1. Ferdinand to pay an annual tribute of 30,000 ducats, and also the arrears due in respect of the last two years.

2. The Sultan engaged not to attack Ferdinand either directly, or by furnishing assistance to John Sigismund. He also undertook that John Sigismund should respect the territories of Ferdinand.

3. Melchior Balassa and Nicholas Bathory, and others in a similar position, who had returned to their allegiance to Ferdinand, to be included in the peace with their property and lordships, and to be the vassals of Ferdinand and John Sigismund conjointly.

4. If any of Ferdinand’s subjects had been expelled from his property by the adherents of John Sigismund, or vice versâ, no suits or proceedings to recover such property to be taken during the peace.
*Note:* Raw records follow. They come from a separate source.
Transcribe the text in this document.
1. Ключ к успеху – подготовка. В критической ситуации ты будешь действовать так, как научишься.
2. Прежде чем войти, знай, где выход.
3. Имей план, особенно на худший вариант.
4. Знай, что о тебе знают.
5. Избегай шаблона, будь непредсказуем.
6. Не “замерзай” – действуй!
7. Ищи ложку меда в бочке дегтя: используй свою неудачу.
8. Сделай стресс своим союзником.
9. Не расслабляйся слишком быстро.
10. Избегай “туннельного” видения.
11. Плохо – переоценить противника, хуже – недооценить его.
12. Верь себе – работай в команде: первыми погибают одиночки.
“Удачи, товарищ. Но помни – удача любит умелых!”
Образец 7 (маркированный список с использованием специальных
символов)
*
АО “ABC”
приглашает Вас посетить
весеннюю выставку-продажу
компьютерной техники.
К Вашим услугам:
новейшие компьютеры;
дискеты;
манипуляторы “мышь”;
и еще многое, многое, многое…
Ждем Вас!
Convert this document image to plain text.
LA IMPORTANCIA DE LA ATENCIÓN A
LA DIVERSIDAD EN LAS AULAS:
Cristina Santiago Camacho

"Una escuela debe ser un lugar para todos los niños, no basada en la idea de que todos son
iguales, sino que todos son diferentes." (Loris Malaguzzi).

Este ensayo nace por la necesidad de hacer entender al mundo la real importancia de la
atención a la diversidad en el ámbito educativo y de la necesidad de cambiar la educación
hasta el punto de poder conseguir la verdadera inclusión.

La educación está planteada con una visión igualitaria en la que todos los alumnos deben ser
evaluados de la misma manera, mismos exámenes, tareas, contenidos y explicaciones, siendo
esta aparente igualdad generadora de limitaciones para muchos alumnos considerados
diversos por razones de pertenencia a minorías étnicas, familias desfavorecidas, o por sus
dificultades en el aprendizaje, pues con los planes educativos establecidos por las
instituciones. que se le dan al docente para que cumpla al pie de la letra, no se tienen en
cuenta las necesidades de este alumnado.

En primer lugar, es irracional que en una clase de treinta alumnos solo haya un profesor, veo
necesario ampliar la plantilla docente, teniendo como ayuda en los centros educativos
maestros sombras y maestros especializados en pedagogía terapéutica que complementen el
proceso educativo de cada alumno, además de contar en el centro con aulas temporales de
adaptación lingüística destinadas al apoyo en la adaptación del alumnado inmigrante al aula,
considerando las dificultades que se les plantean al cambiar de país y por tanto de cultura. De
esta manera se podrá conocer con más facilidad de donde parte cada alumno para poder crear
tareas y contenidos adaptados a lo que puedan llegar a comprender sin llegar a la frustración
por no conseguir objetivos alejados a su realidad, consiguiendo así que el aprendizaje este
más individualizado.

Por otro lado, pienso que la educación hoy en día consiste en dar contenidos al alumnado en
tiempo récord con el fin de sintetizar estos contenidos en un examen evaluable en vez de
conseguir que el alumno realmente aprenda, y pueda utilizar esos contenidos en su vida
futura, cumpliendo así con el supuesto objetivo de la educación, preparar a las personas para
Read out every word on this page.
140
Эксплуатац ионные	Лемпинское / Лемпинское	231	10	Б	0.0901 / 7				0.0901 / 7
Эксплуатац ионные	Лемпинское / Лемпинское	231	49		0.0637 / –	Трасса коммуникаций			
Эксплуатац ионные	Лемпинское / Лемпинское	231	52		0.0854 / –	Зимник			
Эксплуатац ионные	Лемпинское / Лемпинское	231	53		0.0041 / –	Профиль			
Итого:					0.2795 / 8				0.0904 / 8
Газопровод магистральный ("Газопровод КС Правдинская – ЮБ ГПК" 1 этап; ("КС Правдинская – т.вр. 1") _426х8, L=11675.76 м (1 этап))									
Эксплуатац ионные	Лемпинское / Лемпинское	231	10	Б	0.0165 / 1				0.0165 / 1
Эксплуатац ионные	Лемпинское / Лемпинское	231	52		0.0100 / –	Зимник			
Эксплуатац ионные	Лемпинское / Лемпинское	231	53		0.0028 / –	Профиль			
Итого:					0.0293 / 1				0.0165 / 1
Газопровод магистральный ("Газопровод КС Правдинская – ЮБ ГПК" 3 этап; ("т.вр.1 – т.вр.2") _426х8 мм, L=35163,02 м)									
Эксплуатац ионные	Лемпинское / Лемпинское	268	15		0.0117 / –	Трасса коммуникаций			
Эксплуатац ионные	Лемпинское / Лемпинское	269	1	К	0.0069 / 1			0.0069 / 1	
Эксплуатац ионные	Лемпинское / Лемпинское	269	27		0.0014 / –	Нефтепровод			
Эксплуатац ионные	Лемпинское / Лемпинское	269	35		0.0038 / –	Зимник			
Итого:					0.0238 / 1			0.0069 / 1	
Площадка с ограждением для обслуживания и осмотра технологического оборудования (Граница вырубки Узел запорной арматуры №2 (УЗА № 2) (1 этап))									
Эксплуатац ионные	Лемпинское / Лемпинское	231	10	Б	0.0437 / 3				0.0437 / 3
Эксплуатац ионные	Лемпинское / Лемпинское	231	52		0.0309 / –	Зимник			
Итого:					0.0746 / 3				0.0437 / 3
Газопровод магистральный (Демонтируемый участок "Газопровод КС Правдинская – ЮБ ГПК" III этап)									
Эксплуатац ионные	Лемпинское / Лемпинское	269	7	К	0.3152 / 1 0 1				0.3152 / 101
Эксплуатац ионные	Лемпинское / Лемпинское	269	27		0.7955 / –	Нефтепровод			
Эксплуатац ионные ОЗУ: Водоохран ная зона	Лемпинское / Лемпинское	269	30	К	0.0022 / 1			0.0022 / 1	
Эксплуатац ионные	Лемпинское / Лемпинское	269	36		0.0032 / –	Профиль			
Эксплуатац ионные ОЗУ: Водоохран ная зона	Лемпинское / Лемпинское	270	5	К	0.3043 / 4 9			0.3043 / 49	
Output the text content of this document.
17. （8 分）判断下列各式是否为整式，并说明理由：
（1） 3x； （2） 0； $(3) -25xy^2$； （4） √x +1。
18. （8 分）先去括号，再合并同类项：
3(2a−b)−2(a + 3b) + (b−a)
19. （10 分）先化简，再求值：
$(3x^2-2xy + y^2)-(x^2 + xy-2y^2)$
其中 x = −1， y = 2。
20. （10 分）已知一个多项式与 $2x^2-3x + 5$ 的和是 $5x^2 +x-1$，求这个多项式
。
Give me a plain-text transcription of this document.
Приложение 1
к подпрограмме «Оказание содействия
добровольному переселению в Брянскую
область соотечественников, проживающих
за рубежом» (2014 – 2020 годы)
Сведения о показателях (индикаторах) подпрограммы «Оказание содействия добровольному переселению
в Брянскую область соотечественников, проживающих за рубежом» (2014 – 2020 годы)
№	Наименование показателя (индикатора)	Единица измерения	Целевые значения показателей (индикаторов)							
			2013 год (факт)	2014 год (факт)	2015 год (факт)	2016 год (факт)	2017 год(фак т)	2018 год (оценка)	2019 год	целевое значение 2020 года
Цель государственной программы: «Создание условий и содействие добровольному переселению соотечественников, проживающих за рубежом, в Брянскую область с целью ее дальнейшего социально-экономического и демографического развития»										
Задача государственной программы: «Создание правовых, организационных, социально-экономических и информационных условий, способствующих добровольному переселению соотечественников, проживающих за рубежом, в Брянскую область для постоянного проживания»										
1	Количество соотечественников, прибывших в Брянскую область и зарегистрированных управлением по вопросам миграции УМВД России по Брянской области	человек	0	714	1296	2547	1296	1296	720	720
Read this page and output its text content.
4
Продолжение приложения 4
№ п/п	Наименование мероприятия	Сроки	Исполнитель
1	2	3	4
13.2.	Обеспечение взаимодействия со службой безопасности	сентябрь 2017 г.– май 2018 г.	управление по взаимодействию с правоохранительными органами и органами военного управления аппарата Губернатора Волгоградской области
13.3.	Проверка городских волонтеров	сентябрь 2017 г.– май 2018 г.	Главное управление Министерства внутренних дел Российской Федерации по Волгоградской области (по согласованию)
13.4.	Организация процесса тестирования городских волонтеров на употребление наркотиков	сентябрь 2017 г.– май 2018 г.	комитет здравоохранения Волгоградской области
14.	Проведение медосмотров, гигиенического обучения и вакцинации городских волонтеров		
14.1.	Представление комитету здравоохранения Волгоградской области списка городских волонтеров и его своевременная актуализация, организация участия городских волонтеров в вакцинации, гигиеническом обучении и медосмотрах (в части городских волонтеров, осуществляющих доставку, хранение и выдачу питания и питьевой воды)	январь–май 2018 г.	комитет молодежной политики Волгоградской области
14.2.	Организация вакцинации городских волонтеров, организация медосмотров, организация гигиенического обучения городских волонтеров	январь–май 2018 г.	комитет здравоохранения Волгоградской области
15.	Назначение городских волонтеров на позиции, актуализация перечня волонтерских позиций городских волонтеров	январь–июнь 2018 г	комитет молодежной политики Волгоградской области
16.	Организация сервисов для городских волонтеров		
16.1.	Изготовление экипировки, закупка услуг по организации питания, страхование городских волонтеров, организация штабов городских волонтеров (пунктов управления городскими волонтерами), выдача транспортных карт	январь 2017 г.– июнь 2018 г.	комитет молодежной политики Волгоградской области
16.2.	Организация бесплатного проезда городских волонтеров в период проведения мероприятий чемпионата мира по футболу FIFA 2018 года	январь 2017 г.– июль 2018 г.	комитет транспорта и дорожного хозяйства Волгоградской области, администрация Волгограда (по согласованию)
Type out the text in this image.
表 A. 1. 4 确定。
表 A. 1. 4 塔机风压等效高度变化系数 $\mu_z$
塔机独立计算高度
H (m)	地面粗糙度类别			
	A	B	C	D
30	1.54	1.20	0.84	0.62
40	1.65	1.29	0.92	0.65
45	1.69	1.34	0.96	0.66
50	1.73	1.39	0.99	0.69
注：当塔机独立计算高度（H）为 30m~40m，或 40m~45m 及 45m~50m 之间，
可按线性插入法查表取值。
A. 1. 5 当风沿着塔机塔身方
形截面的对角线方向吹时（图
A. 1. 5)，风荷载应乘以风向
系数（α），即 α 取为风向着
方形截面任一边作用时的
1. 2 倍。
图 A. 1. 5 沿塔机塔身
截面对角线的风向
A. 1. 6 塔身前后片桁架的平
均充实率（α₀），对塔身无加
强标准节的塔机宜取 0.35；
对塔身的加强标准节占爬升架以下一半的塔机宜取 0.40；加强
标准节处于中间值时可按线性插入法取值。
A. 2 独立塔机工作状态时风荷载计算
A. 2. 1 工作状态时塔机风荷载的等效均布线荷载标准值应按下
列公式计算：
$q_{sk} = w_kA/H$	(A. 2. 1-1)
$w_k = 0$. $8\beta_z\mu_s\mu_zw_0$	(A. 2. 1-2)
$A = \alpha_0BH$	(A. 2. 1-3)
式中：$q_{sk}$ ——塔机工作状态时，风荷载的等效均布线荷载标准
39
5. If new and otherwise irreconcilable differences should arise between the contracting parties with regard to the limits of their jurisdiction, as a provisional arrangement the de facto subjects of each party at the commencement of the peace to remain so during its continuance, and, in particular, certain villages near the Danube and the fortress of Tata, some of which were in Ferdinand’s and some in the Sultan’s possession, to remain respectively as they were, and those in Ferdinand’s possession not to be molested by the garrison of Tata.

6. Any Turkish nobles who were in the power of any of Ferdinand’s officers, either as fugitives or otherwise, to be released without ransom.

7. Runaway slaves with any property they might have stolen to be mutually restored.

8. Ferdinand’s officers to be allowed to fortify and provision castles, towns, and villages on the borders of Hungary within their own territories.

9. Disputes about boundaries or the like between the subjects of the two parties to be settled by arbitration, and the persons at fault punished as truce-breakers.